Jezik / Language:
14 November 2013

Tied Next to a NATO Bomb Crater

Radoša Milutinović BIRN BiH Haag

Polish officer Janusz Kalbarczyk says at Ratko Mladic’s trial that, as a UN military observer, he was held hostage by the Republika Srpska Army, VRS, and used as “human shield” against NATO’s air strikes in May 1995.

As he said, the VRS arrested Kalbarczyk and other UN military observers on May 26, 1995, tied them and exposed them as “human shields” around an ammunition hangar, radar station and other buildings on Mount Jahorina, which were targeted by the NATO strikes that had begun the previous day.

According to the witness’ testimony, following the first NATO air strikes, the RS police arrested a total of 11 unarmed UN’s military observers at an observation point in Pale and handed them over to a VRS officer soon after that.

“A policeman pointed his revolver at us and said that we were under arrest. He threatened that he would kill us in case NATO continued its airstrikes, saying that he had received an order to do it,” Kalbarczyk said.

A short time later the UN members were taken over by VRS officers, who handcuffed them in pairs and transferred them to Jahorinski Potok, where the ammunition hangars were. NATO had previously hit some of them.

“They tied me to a lightning rod of one of the buildings near a crater made by a NATO bomb,” the witness said, adding that he stayed there for four-and-a-half hours, while explosions could be heard in the distance.
After that Kalbarczyk and military observer Patrick Rechner were transferred to a radar station on Mount Jahorina. As he said, he thought that they would shoot them, because they put blindfolds over their eyes.

“They took me to an antenna, tied me to something, while an armed soldier stood behind me…They recorded me,” the witness said, while the Prosecution played the video recording in the courtroom. 

Responding to a suggestion by a Pale TV journalist, Kalberczyik, who was tied to a pole, confirmed, on the recording, that he was “afraid of NATO airplanes.”

The journalist then said: “The international community has brought these people into this situation. Their survival depends on whether NATO will continue its airstrikes”.

The indictment charges Mladic, the then Commander of VRS, with having taken more than 200 “blue helmets” hostage in late May and at the beginning of June 1995.

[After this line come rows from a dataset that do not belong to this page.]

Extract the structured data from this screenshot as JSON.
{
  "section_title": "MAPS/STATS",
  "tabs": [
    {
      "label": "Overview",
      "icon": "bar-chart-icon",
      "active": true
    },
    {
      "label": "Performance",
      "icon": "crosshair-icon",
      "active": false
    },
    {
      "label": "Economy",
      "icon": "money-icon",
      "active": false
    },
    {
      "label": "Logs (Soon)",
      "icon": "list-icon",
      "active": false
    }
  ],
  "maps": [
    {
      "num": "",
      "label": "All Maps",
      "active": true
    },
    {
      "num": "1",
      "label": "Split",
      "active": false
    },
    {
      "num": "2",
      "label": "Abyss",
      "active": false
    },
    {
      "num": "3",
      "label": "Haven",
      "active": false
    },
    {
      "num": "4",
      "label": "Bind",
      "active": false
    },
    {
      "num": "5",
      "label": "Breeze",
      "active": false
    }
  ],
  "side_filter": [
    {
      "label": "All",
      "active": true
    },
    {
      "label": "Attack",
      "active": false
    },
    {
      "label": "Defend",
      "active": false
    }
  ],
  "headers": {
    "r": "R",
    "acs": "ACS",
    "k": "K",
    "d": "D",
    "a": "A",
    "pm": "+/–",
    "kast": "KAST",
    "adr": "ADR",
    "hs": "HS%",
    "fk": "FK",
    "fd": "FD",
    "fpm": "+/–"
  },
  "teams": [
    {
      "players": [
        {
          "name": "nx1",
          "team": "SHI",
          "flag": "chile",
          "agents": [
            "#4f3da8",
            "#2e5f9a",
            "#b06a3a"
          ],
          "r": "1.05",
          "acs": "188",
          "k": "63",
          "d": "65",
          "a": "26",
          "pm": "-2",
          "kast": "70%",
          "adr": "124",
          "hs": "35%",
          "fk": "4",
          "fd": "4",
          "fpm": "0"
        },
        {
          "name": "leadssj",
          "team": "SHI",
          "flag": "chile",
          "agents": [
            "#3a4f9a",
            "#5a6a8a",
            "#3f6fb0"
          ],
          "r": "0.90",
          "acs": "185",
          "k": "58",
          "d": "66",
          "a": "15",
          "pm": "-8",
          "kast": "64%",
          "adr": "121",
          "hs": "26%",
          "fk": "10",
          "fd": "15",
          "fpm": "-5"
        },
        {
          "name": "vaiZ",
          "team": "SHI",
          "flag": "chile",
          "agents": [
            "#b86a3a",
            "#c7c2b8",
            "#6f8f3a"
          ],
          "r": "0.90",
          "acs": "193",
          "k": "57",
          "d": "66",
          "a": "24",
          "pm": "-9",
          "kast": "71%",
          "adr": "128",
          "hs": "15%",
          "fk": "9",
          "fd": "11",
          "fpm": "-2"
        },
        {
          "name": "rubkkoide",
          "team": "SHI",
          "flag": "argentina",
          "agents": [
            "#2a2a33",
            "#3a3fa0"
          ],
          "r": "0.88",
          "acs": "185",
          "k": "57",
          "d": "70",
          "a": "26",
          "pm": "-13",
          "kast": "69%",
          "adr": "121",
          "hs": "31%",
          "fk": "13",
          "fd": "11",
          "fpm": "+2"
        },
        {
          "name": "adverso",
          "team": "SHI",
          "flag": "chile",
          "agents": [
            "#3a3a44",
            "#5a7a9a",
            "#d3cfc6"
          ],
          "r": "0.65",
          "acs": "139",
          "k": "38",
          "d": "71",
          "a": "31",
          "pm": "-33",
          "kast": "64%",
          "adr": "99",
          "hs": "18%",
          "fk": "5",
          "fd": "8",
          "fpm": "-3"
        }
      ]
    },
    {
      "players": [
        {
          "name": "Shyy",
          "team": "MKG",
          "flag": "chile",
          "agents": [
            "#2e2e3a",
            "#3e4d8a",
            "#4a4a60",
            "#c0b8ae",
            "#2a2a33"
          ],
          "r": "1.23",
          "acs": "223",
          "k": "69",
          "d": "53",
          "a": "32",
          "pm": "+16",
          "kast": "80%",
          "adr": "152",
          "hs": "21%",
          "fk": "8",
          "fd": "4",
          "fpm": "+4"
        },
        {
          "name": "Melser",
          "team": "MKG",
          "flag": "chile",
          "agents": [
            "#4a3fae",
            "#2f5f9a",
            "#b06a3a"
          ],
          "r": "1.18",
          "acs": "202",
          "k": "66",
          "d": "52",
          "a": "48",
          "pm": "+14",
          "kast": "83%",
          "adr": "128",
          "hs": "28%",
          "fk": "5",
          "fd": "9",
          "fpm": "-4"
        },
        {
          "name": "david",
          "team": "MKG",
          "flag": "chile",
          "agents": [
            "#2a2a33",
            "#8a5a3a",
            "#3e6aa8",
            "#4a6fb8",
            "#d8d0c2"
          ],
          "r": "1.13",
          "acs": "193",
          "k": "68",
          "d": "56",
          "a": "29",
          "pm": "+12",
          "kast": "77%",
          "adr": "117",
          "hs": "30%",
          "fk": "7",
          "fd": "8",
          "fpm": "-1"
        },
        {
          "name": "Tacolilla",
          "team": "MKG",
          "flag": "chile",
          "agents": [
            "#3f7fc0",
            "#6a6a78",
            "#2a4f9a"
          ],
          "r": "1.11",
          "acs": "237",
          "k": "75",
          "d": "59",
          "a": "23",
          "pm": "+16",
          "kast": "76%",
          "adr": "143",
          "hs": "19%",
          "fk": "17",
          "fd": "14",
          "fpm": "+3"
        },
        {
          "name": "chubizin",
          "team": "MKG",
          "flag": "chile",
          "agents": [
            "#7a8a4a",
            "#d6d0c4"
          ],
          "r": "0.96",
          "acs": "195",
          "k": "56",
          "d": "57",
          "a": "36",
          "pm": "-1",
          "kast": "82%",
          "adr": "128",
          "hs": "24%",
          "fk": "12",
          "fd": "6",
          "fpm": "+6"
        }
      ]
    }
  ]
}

The Polish officer and other observers were held in the military barracks in Pale until their release on June 13, 1995. Kalbarczyk said that, while he was held there, he saw VRS Commander Ratko Mladic, who was dressed in “civil clothes”, at the beginning of June.

During the cross-examination Defence attorney Miodrag Stojanovic denied the allegation that the witness could see general Mladic and that he was dressed in civil clothes, but Kalbarczyik stuck to his statement, although, as he said, he did not recognise Mladic immediately, but after having seen his face on TV a short time later.

Responding to an allegation by Mladic’s Defence attorney that the VRS considered and treated the UN’s observers as prisoners of war, Kalbarczyk said that nobody said that to them, but they were “human shields.” 

The trial of Mladic, who is also charged with genocide in Srebrenica, persecution of Muslims and Croats throughout Bosnia and Herzegovina and terror against civilians in Sarajevo, is due to continue on Monday, November 18.